What made the 1990 version so effective was its atmosphere. Director Nicolas Roeg leaned heavily into the narrative’s darker themes, namely the threat of child predators. As a result, moments of the film are genuinely unnerving (strangers enticing children with chocolate and candy) and haunting (the story of the girl in the painting). The film has a palpable sense of danger, something the remake is sorely missing.

This new adaptation leans more into the children’s fantasy nature of the story. It stays consistently light in terms of tone, and there’s very little darkness to be found. Moments that try to come off as menacing wind up being awkward. Case in point: Hathaway’s performance. It’s a mixed bag for me. On the one hand, she is enjoyably over-the-top. Her faux-sophistication, exaggerated accent and grandeur as the Grand High Witch makes for an entertaining character to watch. But sometimes she goes a little too far overboard, resorting to gravely screams while being painted over with iffy CGI that renders her entire performance a mixed bag. Additionally, the use of narration was a weird stylistic choice. Chris Rock plays the older version of the young lead, and provides voiceover narration that once or twice serves a purpose but most times does nothing to advance the storytelling. Rock’s voice sticks out like a sore thumb- think if Gilbert Godfrey did voiceover for The Princess Bride– and as a result, his narration does more to distract than to engage. In my opinion, the filmmakers should’ve either gotten a different actor to do the voice or eliminated the voiceover all together.

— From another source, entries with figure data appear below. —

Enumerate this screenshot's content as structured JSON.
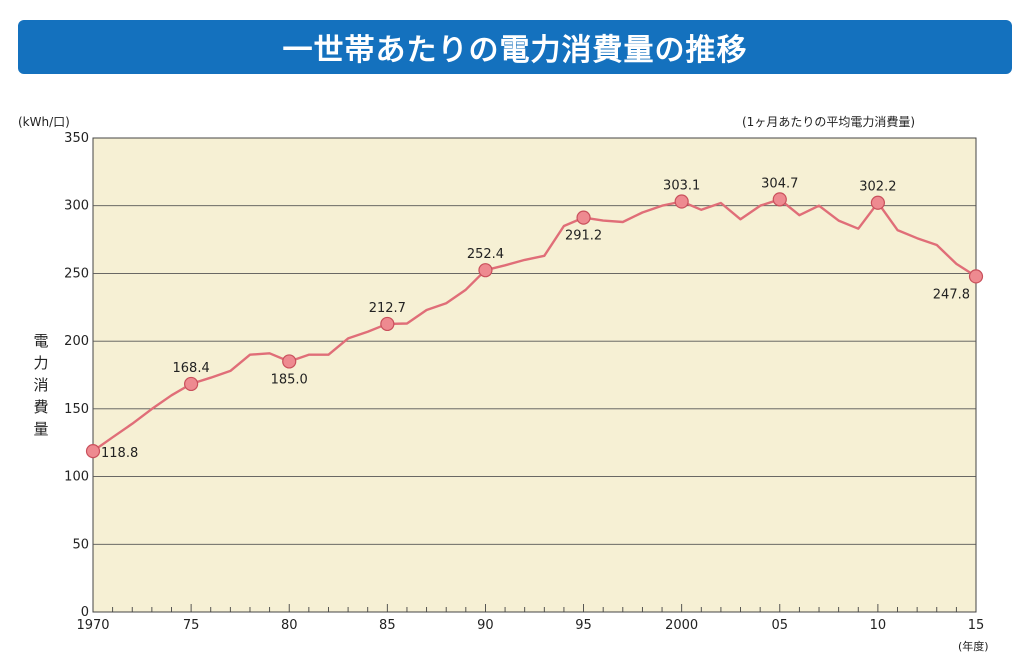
{
  "title": "一世帯あたりの電力消費量の推移",
  "unit_label": "(kWh/口)",
  "note": "(1ヶ月あたりの平均電力消費量)",
  "x_unit": "(年度)",
  "chart_data": {
    "type": "line",
    "title": "一世帯あたりの電力消費量の推移",
    "xlabel": "",
    "ylabel": "電力消費量",
    "ylim": [
      0,
      350
    ],
    "xlim": [
      1970,
      2015
    ],
    "grid": true,
    "yticks": [
      0,
      50,
      100,
      150,
      200,
      250,
      300,
      350
    ],
    "xticks": [
      {
        "value": 1970,
        "label": "1970"
      },
      {
        "value": 1975,
        "label": "75"
      },
      {
        "value": 1980,
        "label": "80"
      },
      {
        "value": 1985,
        "label": "85"
      },
      {
        "value": 1990,
        "label": "90"
      },
      {
        "value": 1995,
        "label": "95"
      },
      {
        "value": 2000,
        "label": "2000"
      },
      {
        "value": 2005,
        "label": "05"
      },
      {
        "value": 2010,
        "label": "10"
      },
      {
        "value": 2015,
        "label": "15"
      }
    ],
    "series": [
      {
        "x": [
          1970,
          1971,
          1972,
          1973,
          1974,
          1975,
          1976,
          1977,
          1978,
          1979,
          1980,
          1981,
          1982,
          1983,
          1984,
          1985,
          1986,
          1987,
          1988,
          1989,
          1990,
          1991,
          1992,
          1993,
          1994,
          1995,
          1996,
          1997,
          1998,
          1999,
          2000,
          2001,
          2002,
          2003,
          2004,
          2005,
          2006,
          2007,
          2008,
          2009,
          2010,
          2011,
          2012,
          2013,
          2014,
          2015
        ],
        "values": [
          118.8,
          129,
          139,
          150,
          160,
          168.4,
          173,
          178,
          190,
          191,
          185.0,
          190,
          190,
          202,
          207,
          212.7,
          213,
          223,
          228,
          238,
          252.4,
          256,
          260,
          263,
          285,
          291.2,
          289,
          288,
          295,
          300,
          303.1,
          297,
          302,
          290,
          300,
          304.7,
          293,
          300,
          289,
          283,
          302.2,
          282,
          276,
          271,
          257,
          247.8
        ],
        "color": "#e06e78"
      }
    ],
    "labeled_points": [
      {
        "x": 1970,
        "y": 118.8,
        "label": "118.8",
        "pos": "right"
      },
      {
        "x": 1975,
        "y": 168.4,
        "label": "168.4",
        "pos": "above"
      },
      {
        "x": 1980,
        "y": 185.0,
        "label": "185.0",
        "pos": "below"
      },
      {
        "x": 1985,
        "y": 212.7,
        "label": "212.7",
        "pos": "above"
      },
      {
        "x": 1990,
        "y": 252.4,
        "label": "252.4",
        "pos": "above"
      },
      {
        "x": 1995,
        "y": 291.2,
        "label": "291.2",
        "pos": "below"
      },
      {
        "x": 2000,
        "y": 303.1,
        "label": "303.1",
        "pos": "above"
      },
      {
        "x": 2005,
        "y": 304.7,
        "label": "304.7",
        "pos": "above"
      },
      {
        "x": 2010,
        "y": 302.2,
        "label": "302.2",
        "pos": "above"
      },
      {
        "x": 2015,
        "y": 247.8,
        "label": "247.8",
        "pos": "below-left"
      }
    ],
    "colors": {
      "plot_bg": "#f6f0d4",
      "line": "#e06e78",
      "marker_fill": "#ee8a90",
      "marker_stroke": "#c9505c",
      "grid": "#555555"
    }
  }
}
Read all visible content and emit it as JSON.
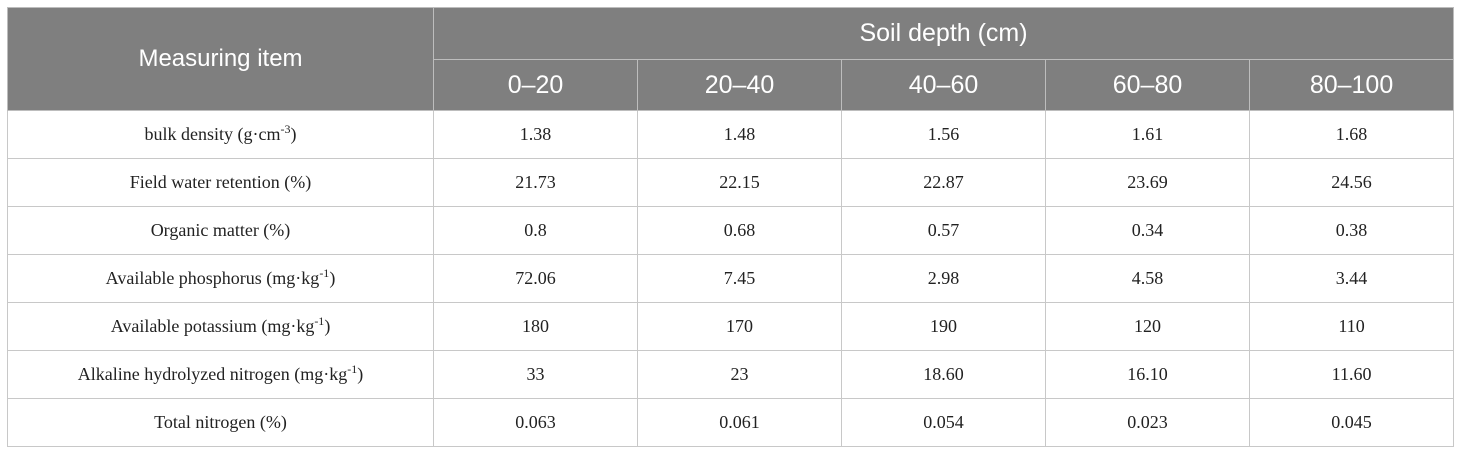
{
  "table": {
    "corner_header": "Measuring item",
    "group_header": "Soil depth (cm)",
    "depths": [
      "0–20",
      "20–40",
      "40–60",
      "60–80",
      "80–100"
    ],
    "rows": [
      {
        "label": "bulk density (g·cm",
        "sup": "-3",
        "tail": ")",
        "values": [
          "1.38",
          "1.48",
          "1.56",
          "1.61",
          "1.68"
        ]
      },
      {
        "label": "Field water retention (%)",
        "sup": "",
        "tail": "",
        "values": [
          "21.73",
          "22.15",
          "22.87",
          "23.69",
          "24.56"
        ]
      },
      {
        "label": "Organic matter (%)",
        "sup": "",
        "tail": "",
        "values": [
          "0.8",
          "0.68",
          "0.57",
          "0.34",
          "0.38"
        ]
      },
      {
        "label": "Available phosphorus (mg·kg",
        "sup": "-1",
        "tail": ")",
        "values": [
          "72.06",
          "7.45",
          "2.98",
          "4.58",
          "3.44"
        ]
      },
      {
        "label": "Available potassium (mg·kg",
        "sup": "-1",
        "tail": ")",
        "values": [
          "180",
          "170",
          "190",
          "120",
          "110"
        ]
      },
      {
        "label": "Alkaline hydrolyzed nitrogen (mg·kg",
        "sup": "-1",
        "tail": ")",
        "values": [
          "33",
          "23",
          "18.60",
          "16.10",
          "11.60"
        ]
      },
      {
        "label": "Total nitrogen (%)",
        "sup": "",
        "tail": "",
        "values": [
          "0.063",
          "0.061",
          "0.054",
          "0.023",
          "0.045"
        ]
      }
    ]
  }
}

In the end, the 2020 adaptation of The Witches is just another adaptation. There’s no point in its existence, nor am I confident that it’ll have any long-lasting resonance in the public conscience. There’s a reason the 1990 version has garnered a cult following. The film indulged in a theme that in itself is universal, and the way in which it’s conveyed, through stellar practical effects and an eerie tone, allowed it to get under people’s skin in a meaningful way. Zemekis’s version is very light. It’s a competently made movie, and it’s clear that the people involved in making it were having a fun time. It’s a light film- thinly engaging, but lacking anything exceptional. It’s the type of remake that’s sure to entertain you in the moment, but be quickly forgotten a short time later.